Les russes sont venus à Nice pour profiter de la douceur de son climat. Le fils du tsar était atteint de tuberculose, venu à Nice avec sa cour, il constitue une importante colonie. C’est sur la colline dite du Parc Impérial qu’un hôtel sera érigé pour loger les premiers touristes. A la mort du tsarévitch, un imposant tombeau est construit en sa mémoire en 1865. C’est à côté de sa sépulture que l’église orthodoxe sera édifiée.

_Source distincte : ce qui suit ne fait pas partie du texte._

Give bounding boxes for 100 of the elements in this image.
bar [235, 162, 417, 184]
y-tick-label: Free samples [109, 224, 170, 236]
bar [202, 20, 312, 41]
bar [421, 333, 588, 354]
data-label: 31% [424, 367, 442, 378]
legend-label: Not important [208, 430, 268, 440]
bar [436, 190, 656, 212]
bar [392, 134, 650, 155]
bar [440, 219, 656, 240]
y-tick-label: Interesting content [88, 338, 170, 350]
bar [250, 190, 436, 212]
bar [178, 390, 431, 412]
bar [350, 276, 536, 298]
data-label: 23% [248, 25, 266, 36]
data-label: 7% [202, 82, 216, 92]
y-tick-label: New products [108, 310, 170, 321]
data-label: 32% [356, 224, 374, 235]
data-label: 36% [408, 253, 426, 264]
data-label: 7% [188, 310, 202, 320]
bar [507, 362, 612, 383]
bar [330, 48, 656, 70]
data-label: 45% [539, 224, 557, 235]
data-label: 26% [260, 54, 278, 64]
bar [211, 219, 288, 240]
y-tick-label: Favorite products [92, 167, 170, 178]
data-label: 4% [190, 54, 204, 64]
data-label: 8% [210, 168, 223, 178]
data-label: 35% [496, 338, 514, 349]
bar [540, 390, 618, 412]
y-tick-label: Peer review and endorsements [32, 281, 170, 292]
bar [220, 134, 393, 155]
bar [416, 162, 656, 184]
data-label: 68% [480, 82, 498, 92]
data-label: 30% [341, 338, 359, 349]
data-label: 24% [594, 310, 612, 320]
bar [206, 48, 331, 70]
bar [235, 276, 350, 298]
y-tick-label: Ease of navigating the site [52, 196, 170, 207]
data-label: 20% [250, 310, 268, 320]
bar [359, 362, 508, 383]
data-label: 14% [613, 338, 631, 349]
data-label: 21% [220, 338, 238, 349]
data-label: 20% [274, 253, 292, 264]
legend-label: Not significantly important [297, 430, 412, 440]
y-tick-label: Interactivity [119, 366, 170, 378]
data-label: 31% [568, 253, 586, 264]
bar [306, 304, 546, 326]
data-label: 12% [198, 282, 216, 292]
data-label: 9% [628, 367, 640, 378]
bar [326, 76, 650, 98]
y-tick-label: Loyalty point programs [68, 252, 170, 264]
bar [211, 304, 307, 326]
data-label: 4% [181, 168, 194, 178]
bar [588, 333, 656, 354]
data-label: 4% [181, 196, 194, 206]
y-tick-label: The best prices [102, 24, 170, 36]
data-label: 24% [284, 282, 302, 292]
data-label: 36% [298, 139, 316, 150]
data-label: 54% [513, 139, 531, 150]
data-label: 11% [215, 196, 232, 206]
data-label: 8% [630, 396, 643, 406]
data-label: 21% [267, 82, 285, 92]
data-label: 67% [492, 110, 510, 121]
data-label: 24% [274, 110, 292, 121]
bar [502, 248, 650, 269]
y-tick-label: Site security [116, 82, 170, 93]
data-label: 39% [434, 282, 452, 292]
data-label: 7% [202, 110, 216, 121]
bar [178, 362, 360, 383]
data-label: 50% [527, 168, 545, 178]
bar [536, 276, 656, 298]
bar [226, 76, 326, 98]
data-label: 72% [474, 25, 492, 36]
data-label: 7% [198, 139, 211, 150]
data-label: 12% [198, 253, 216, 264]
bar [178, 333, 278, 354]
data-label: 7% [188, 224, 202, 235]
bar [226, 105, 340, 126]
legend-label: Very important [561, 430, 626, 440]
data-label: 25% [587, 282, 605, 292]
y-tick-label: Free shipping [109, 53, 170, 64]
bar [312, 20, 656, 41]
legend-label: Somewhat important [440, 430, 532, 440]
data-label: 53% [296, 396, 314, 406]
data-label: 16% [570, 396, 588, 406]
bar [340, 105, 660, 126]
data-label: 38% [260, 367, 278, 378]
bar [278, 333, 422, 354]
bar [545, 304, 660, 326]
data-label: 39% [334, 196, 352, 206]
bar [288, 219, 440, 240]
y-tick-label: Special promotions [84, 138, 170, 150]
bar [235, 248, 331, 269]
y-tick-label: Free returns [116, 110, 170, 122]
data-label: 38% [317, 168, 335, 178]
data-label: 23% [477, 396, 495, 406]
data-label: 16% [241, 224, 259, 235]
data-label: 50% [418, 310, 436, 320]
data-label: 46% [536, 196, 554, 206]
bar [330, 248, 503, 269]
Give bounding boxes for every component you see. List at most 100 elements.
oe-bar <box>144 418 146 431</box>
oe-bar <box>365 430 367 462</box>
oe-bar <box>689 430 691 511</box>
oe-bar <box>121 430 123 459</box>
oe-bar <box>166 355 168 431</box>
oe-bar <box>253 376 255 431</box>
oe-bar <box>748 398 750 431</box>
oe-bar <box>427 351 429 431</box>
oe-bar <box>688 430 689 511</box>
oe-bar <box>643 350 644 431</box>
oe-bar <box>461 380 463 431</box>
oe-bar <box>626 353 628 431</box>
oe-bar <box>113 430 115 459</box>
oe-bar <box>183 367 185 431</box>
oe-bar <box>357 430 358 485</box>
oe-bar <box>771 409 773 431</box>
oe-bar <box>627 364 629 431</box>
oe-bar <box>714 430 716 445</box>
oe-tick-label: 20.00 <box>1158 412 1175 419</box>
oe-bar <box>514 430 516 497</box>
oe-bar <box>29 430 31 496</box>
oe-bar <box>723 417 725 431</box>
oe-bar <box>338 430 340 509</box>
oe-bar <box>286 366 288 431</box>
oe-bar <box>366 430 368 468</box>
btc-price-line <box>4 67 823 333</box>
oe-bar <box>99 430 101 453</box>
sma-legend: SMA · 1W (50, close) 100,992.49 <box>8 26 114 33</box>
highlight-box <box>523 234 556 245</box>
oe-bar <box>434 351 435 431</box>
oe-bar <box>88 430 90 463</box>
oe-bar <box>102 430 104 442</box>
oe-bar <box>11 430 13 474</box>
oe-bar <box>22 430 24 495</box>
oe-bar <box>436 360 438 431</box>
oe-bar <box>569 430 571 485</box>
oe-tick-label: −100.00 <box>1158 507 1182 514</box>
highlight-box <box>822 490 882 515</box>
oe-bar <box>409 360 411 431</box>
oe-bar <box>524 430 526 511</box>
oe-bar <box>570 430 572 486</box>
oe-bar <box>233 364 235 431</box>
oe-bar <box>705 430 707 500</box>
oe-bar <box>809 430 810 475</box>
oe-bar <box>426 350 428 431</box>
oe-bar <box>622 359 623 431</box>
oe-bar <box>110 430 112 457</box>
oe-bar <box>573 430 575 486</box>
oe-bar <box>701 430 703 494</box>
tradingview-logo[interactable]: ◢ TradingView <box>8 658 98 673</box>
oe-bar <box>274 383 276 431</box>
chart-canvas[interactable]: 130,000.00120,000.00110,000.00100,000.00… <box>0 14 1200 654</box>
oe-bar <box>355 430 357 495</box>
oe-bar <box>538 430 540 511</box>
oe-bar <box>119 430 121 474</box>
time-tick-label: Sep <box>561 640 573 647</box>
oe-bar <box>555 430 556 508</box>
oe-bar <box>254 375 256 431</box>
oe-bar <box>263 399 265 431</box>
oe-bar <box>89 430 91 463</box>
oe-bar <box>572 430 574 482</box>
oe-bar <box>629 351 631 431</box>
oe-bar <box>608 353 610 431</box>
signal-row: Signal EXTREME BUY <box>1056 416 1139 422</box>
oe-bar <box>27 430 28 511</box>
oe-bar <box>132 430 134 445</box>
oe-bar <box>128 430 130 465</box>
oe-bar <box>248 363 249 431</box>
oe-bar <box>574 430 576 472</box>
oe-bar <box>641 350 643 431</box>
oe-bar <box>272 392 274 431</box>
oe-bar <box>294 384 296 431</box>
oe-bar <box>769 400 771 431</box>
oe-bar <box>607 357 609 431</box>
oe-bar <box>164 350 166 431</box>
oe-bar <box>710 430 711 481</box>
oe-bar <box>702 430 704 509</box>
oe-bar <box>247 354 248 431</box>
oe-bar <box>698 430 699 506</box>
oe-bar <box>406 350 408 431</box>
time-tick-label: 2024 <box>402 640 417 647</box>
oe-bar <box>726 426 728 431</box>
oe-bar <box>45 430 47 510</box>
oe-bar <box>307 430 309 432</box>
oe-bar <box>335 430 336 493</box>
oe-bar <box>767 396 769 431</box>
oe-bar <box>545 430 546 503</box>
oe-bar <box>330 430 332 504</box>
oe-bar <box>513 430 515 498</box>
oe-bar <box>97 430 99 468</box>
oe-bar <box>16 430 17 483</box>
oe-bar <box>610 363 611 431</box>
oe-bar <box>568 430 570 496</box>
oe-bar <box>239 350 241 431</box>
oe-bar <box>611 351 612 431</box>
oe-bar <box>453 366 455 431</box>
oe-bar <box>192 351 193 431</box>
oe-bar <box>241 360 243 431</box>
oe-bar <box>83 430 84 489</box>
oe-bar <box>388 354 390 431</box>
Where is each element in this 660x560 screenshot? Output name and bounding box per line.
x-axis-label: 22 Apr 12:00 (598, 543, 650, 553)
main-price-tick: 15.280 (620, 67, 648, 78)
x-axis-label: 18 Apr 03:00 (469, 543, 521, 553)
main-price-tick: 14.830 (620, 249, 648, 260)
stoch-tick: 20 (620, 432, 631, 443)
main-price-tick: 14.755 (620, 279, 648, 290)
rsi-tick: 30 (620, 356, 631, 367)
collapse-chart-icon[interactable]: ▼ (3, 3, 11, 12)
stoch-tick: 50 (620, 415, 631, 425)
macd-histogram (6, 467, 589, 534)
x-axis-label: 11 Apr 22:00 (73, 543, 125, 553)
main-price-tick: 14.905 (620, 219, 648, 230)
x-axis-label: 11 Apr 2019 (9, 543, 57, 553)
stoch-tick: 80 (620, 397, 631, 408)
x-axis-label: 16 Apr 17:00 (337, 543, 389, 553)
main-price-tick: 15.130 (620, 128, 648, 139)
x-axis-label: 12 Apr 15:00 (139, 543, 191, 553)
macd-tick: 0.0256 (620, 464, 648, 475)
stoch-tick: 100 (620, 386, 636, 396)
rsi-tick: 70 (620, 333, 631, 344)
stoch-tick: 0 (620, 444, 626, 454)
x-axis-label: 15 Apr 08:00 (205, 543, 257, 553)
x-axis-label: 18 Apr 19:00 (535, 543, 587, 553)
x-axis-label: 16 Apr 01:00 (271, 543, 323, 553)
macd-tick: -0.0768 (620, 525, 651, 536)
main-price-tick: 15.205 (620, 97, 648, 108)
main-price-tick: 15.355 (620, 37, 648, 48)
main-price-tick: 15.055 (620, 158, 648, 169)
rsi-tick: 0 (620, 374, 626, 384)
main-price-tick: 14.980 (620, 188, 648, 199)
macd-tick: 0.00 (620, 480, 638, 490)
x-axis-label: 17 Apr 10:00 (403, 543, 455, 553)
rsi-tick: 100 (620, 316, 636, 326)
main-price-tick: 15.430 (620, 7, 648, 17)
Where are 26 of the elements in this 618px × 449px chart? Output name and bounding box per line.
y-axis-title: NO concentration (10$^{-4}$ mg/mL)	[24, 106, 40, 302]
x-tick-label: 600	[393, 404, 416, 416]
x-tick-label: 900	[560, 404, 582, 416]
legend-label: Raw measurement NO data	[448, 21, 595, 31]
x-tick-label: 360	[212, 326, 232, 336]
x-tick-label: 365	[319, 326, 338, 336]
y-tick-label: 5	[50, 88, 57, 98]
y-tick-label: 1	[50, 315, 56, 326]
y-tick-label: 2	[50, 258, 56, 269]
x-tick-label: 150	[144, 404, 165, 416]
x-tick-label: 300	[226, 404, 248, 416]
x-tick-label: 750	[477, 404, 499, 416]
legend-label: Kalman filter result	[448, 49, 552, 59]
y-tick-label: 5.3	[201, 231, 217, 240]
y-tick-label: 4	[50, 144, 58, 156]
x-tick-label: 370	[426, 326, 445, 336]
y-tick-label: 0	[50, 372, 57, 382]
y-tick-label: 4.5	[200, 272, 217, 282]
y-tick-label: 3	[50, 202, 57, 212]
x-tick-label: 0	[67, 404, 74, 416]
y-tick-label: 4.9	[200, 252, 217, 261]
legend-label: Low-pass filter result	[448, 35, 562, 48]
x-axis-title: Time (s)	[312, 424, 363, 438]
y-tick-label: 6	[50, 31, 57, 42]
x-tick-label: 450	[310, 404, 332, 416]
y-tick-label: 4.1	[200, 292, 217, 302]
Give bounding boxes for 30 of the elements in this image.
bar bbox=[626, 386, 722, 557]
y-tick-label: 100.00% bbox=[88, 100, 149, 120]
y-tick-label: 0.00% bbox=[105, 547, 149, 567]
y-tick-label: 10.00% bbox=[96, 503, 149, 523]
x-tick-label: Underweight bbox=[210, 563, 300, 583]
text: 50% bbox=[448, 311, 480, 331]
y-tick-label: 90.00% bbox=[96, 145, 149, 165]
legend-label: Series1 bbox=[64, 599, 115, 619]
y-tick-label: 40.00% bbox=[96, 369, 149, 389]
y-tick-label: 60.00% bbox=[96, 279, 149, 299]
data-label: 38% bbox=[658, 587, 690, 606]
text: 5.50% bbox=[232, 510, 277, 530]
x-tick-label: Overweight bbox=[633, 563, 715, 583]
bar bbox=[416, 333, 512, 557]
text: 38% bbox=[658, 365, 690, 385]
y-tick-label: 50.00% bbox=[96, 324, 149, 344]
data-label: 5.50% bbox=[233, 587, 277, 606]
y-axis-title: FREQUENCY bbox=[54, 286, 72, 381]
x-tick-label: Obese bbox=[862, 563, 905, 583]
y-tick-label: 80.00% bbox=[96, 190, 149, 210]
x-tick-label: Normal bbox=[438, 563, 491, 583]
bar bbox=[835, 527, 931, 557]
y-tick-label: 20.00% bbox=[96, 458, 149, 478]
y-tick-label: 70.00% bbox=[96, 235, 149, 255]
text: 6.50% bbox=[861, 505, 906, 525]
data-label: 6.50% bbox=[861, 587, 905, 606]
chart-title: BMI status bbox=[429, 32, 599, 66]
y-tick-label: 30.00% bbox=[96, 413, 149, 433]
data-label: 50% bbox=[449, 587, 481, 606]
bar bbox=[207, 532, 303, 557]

Avec les amis des musées de Nice et avec son Président, nous avons visité l’exposition qui rappelle plusieurs des étapes de l’implantation russe à Nice. Cette exposition animera quelque temps le musée Masséna. Monsieur Martin, nous a conté la destination des pièces consacrées à cette commémoration. Mais auparavant vous êtes priés de participer à l’inauguration de cette exposition :

Bien sûr, la construction successive de deux églises orthodoxes, montre l’importance de l’implantation Russe sur la Côte d’azur. La première église construite rue Longchamp s’avère rapidement être trop petite. La cathédrale Saint Nicolas va lui succéder avec ses superbes coupoles vernissées. Son architecte vient de Saint Petersburg : Mikhail Préobranjeski. Elle est présentée avec ses plans préparatoires, son inauguration, ses vues intérieures, ses tenues liturgiques. On note l’apparat qui orne de la tête aux pieds les prêtres orthodoxes si l’on compare avec les prêtres catholiques. Pour les religieux catholiques, l’apparat du costume est une donnée hiérarchique, qui commence au niveau de l’évêque.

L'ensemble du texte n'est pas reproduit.